MF DOOM - Dead Bent - Video
PUBLISHED:  Jan 06, 2012
DESCRIPTION:
From 1999 Album: "Operation: Doomsday"...[Artist info below].....

Get Doom's Music:
http://www.amazon.com/MF-Doom/e/B000APKTXS/ref=sr_ntt_srch_lnk_1?_encoding=UT...
&
http://itunes.apple.com/us/artist/mf-doom/id3864756

Daniel Dumile (pronounced /duːməleɪ/) is a British-born American hip hop artist who has taken on several stage names in his career, most notably MF DOOM (also known as DOOM) , where the "MF" stands for Metal Face or Metal Fingers. He has appeared in several collaborative projects such as Danger Doom (with Danger Mouse) and Madvillain (with Madlib).

Dumile was born on January 9, 1971 in London, England, the son of a Trinidadian mother and Zimbabwean father. He then moved with his family to New York and was raised on Long Island, New York.
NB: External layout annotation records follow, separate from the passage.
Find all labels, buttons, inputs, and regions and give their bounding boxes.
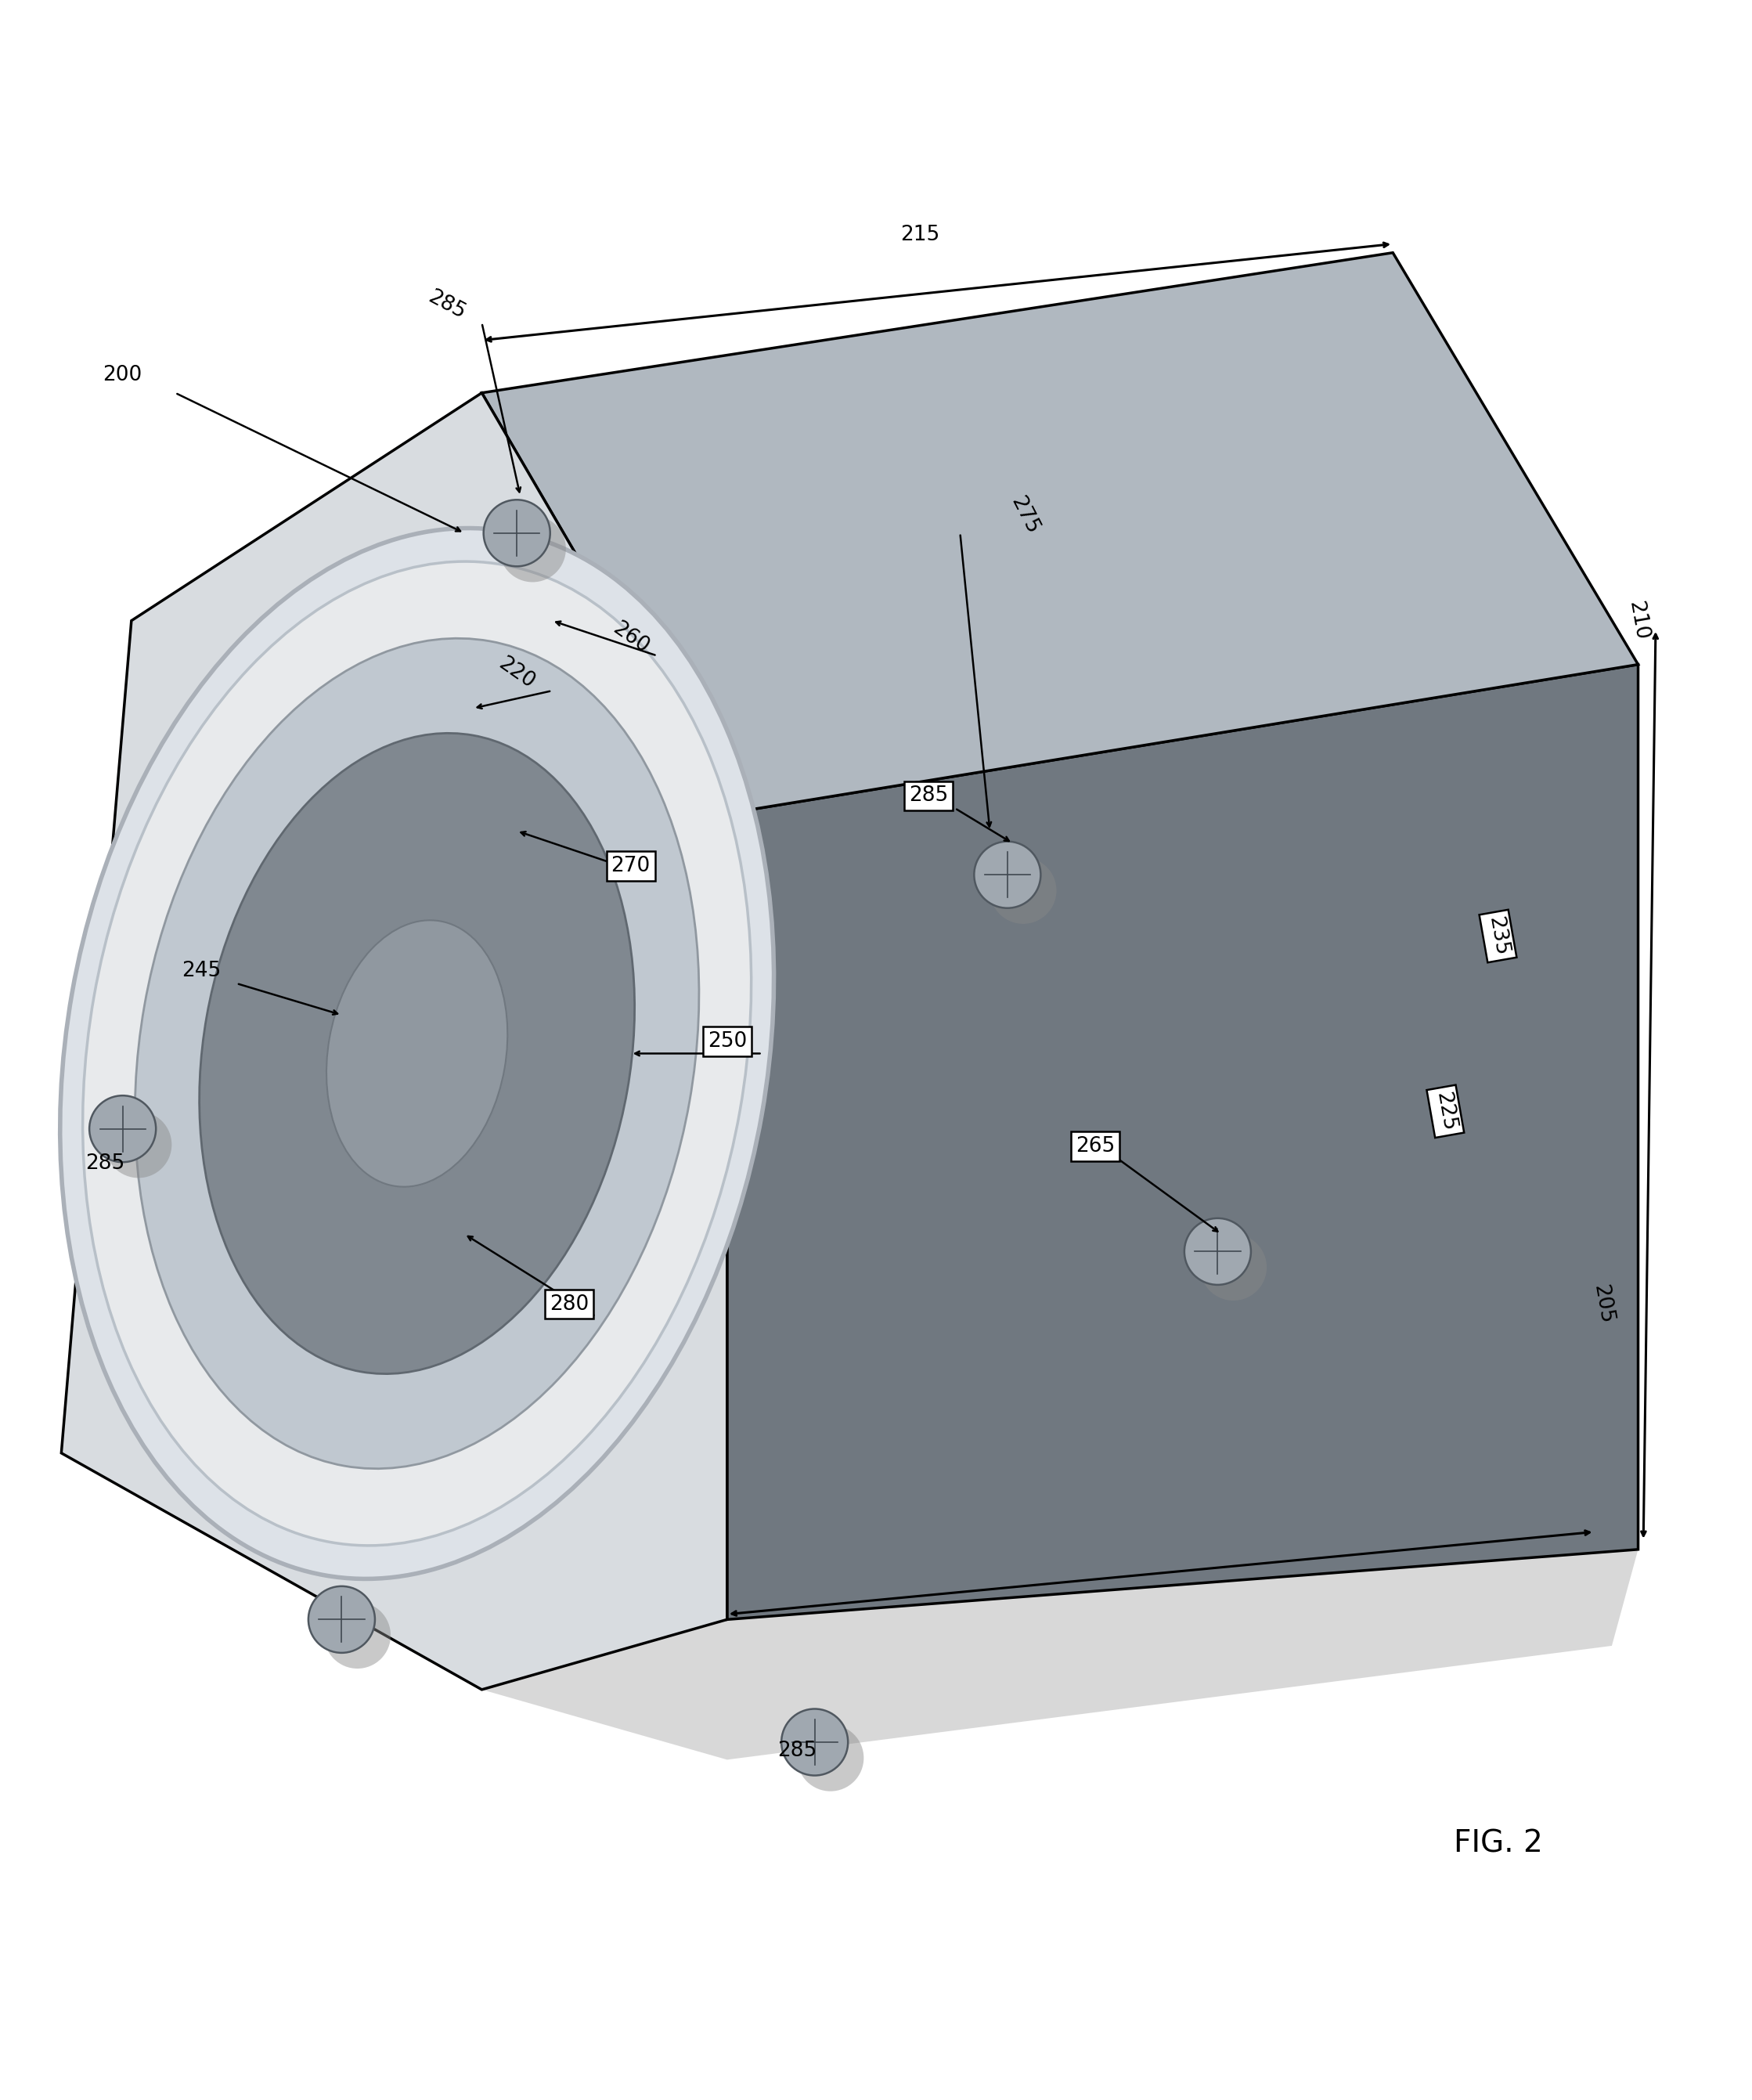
Circle shape <box>1184 1218 1251 1285</box>
Text: 265: 265 <box>1076 1136 1114 1157</box>
Circle shape <box>89 1096 156 1161</box>
Ellipse shape <box>82 561 752 1546</box>
Circle shape <box>797 1724 864 1791</box>
Text: 285: 285 <box>424 288 470 323</box>
Text: 200: 200 <box>103 365 142 386</box>
Ellipse shape <box>200 733 634 1373</box>
Circle shape <box>308 1586 375 1653</box>
Text: 215: 215 <box>901 225 939 246</box>
Text: 245: 245 <box>182 962 221 981</box>
Text: 280: 280 <box>550 1294 589 1315</box>
Ellipse shape <box>60 529 774 1579</box>
Polygon shape <box>727 664 1638 1619</box>
Circle shape <box>1200 1235 1267 1300</box>
Circle shape <box>484 500 550 567</box>
Text: 225: 225 <box>1431 1090 1459 1132</box>
Text: 270: 270 <box>611 857 650 876</box>
Circle shape <box>990 857 1056 924</box>
Text: FIG. 2: FIG. 2 <box>1454 1829 1542 1859</box>
Circle shape <box>499 515 566 582</box>
Text: 285: 285 <box>86 1153 124 1174</box>
Text: 260: 260 <box>608 620 653 657</box>
Text: 285: 285 <box>778 1741 816 1762</box>
Circle shape <box>105 1111 172 1178</box>
Text: 210: 210 <box>1624 598 1652 643</box>
Text: 220: 220 <box>494 653 540 693</box>
Polygon shape <box>482 252 1638 813</box>
Text: 285: 285 <box>909 785 948 806</box>
Text: 275: 275 <box>1007 494 1042 538</box>
Ellipse shape <box>135 638 699 1468</box>
Circle shape <box>974 842 1041 907</box>
Ellipse shape <box>326 920 508 1186</box>
Text: 205: 205 <box>1589 1283 1617 1325</box>
Text: 250: 250 <box>708 1031 746 1052</box>
Polygon shape <box>482 1550 1638 1760</box>
Circle shape <box>324 1602 391 1670</box>
Text: 235: 235 <box>1484 916 1512 958</box>
Circle shape <box>781 1709 848 1774</box>
Polygon shape <box>61 393 727 1691</box>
As Zev Love X, he formed the group KMD with his younger brother DJ Subroc and another MC called Onyx the Birthstone Kid.[1] A&R rep Dante Ross learned of KMD from the hip hop group 3rd Bass, and signed the group to Elektra Records.

Dumile and KMD's recorded debut came on 3rd Bass's song "The Gas Face" from The Cactus Album, followed in 1991 with KMD's album Mr. Hood, which became a minor hit through its singles "Peachfuzz," "Who Me?" and heavy video play on cable TV's Yo! MTV Raps and Rap City.

Subroc was struck and killed by a car in 1993 while attempting to cross a Long Island expressway before the release of a second KMD album, titled Black Bastards. The group was subsequently dropped from Elektra Records that same week. Before the release of the album, it was shelved due to controversy over the its cover art, which featured a cartoon of a stereotypical pickaninny or sambo character being hanged from the gallows.

With the loss of his brother, Dumile retreated from the hip-hop scene from 1994 to 1997. He testifies to disillusionment and depression, living "damn near homeless, walking the streets of Manhattan, sleeping on benches." In the late 1990s, he left New York City and settled in Atlanta. According to interviews with Doom, he was also "recovering from his wounds" and swearing revenge "against the industry that so badly deformed him." Black Bastards had become bootlegged at the time, leading to Doom's rise in the underground hip-hop world.

In 1998, Dumile began freestyling incognito at open-mic events at the Nuyorican Poets Café in Manhattan, obscuring his face by putting a stocking over his head. He meanwhile had taken on a new identity, MF Doom, (Inspired by his good friend MF Grimm) patterned after and wearing a mask similar to that of Marvel Comics supervillain Doctor Doom. He wears this mask while performing and isn't photographed without it, except for very short glimpses in videos such as Viktor Vaughn's "Mr. Clean," "Question," and in earlier photos with KMD. MF Doom's mask has undergone at least one design revision since its adoption.